In reading our pioneer histories, we noticed that many of our relatives had a hand in building fort walls around their towns. Edward Ockey helped build a six-foot thick, twelve-foot high adobe wall that included a moat around the settlement of Nephi. Other relatives worked on a similar wall in Ephraim. Sadly, most of these “forts” are long gone, victims of community growth and time.

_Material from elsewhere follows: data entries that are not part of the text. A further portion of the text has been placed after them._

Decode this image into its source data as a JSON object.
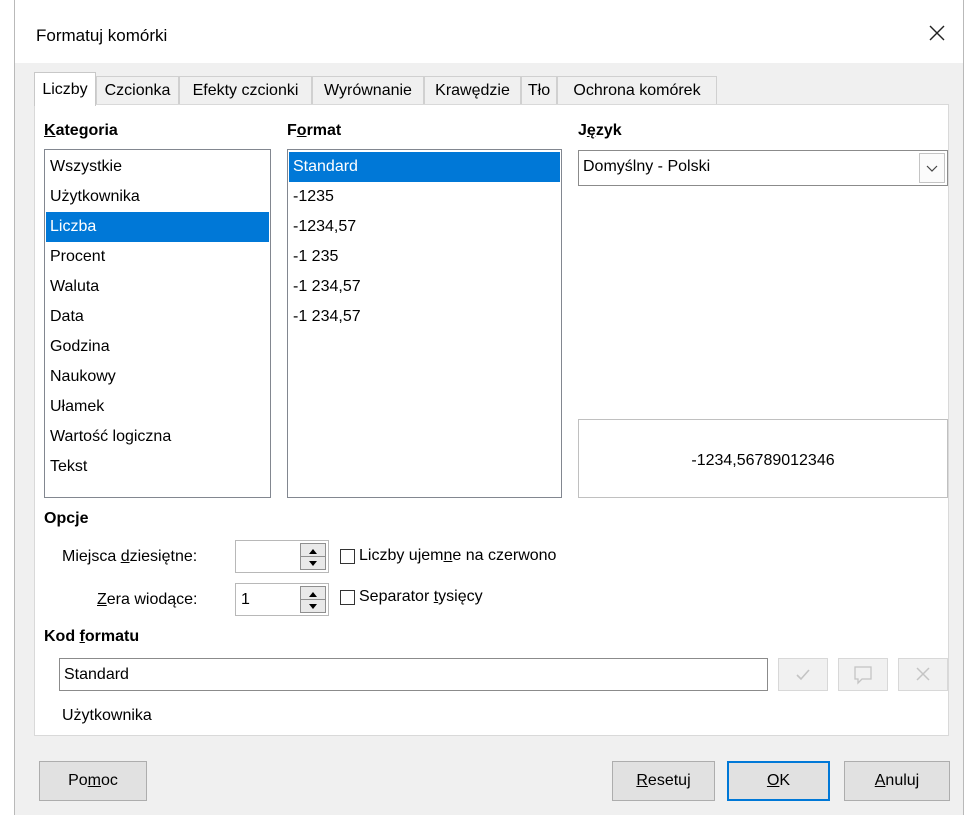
{
  "window": {
    "title": "Formatuj komórki"
  },
  "tabs": [
    {
      "label": "Liczby",
      "active": true
    },
    {
      "label": "Czcionka",
      "active": false
    },
    {
      "label": "Efekty czcionki",
      "active": false
    },
    {
      "label": "Wyrównanie",
      "active": false
    },
    {
      "label": "Krawędzie",
      "active": false
    },
    {
      "label": "Tło",
      "active": false
    },
    {
      "label": "Ochrona komórek",
      "active": false
    }
  ],
  "category": {
    "header_pre": "",
    "header_ul": "K",
    "header_post": "ategoria",
    "items": [
      "Wszystkie",
      "Użytkownika",
      "Liczba",
      "Procent",
      "Waluta",
      "Data",
      "Godzina",
      "Naukowy",
      "Ułamek",
      "Wartość logiczna",
      "Tekst"
    ],
    "selected_index": 2
  },
  "format": {
    "header_pre": "F",
    "header_ul": "o",
    "header_post": "rmat",
    "items": [
      "Standard",
      "-1235",
      "-1234,57",
      "-1 235",
      "-1 234,57",
      "-1 234,57"
    ],
    "selected_index": 0
  },
  "language": {
    "header_pre": "J",
    "header_ul": "ę",
    "header_post": "zyk",
    "value": "Domyślny - Polski"
  },
  "preview": {
    "text": "-1234,56789012346"
  },
  "options": {
    "header": "Opcje",
    "decimal_label_pre": "Miejsca ",
    "decimal_label_ul": "d",
    "decimal_label_post": "ziesiętne:",
    "decimal_value": "",
    "leading_label_pre": "",
    "leading_label_ul": "Z",
    "leading_label_post": "era wiodące:",
    "leading_value": "1",
    "negative_red_pre": "Liczby ujem",
    "negative_red_ul": "n",
    "negative_red_post": "e na czerwono",
    "negative_red_checked": false,
    "thousands_pre": "Separator ",
    "thousands_ul": "t",
    "thousands_post": "ysięcy",
    "thousands_checked": false
  },
  "format_code": {
    "header_pre": "Kod ",
    "header_ul": "f",
    "header_post": "ormatu",
    "value": "Standard",
    "description": "Użytkownika"
  },
  "buttons": {
    "help_pre": "Po",
    "help_ul": "m",
    "help_post": "oc",
    "reset_pre": "",
    "reset_ul": "R",
    "reset_post": "esetuj",
    "ok_pre": "",
    "ok_ul": "O",
    "ok_post": "K",
    "cancel_pre": "",
    "cancel_ul": "A",
    "cancel_post": "nuluj"
  }
}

We heard about one fort that still stands, though, and we wanted to check it out. Fort Deseret was built of adobe in 1866 near the small town of Deseret just south of Delta, Utah. The fort walls can still be seen, and the front wall is mostly intact. The walls were once 10 feet high and 3 feet thick, and you can still see several windows. The “front door” is also intact. Though two of the walls are mostly gone, you can still see the shape of the fort, and the straw that was mixed in with the adobe 150 years ago is still visible. In two of the corners, there are small rooms that appear to serve as look-out spots. The pioneers of this area had some trouble with Pahvant Indians.
Forts like this were built in many of the early Utah settlements, but this is the only adobe fort that still exists, so it was really exciting to visit. By the way, this post is not mislabeled. Fort Desert is a “dormant” state park. It is currently maintained by local volunteers due to lack of funding. If you’re in the Delta area, check it out!
|Here is the front door of the fort.|
|There are a few windows left in the walls.
See the straw mixed in the adobe walls?
|We are in one of the corner bastians.
Mom is of course talking.
|Can you see the door all the way across the fort?
I am standing on the other side…it was pretty huge!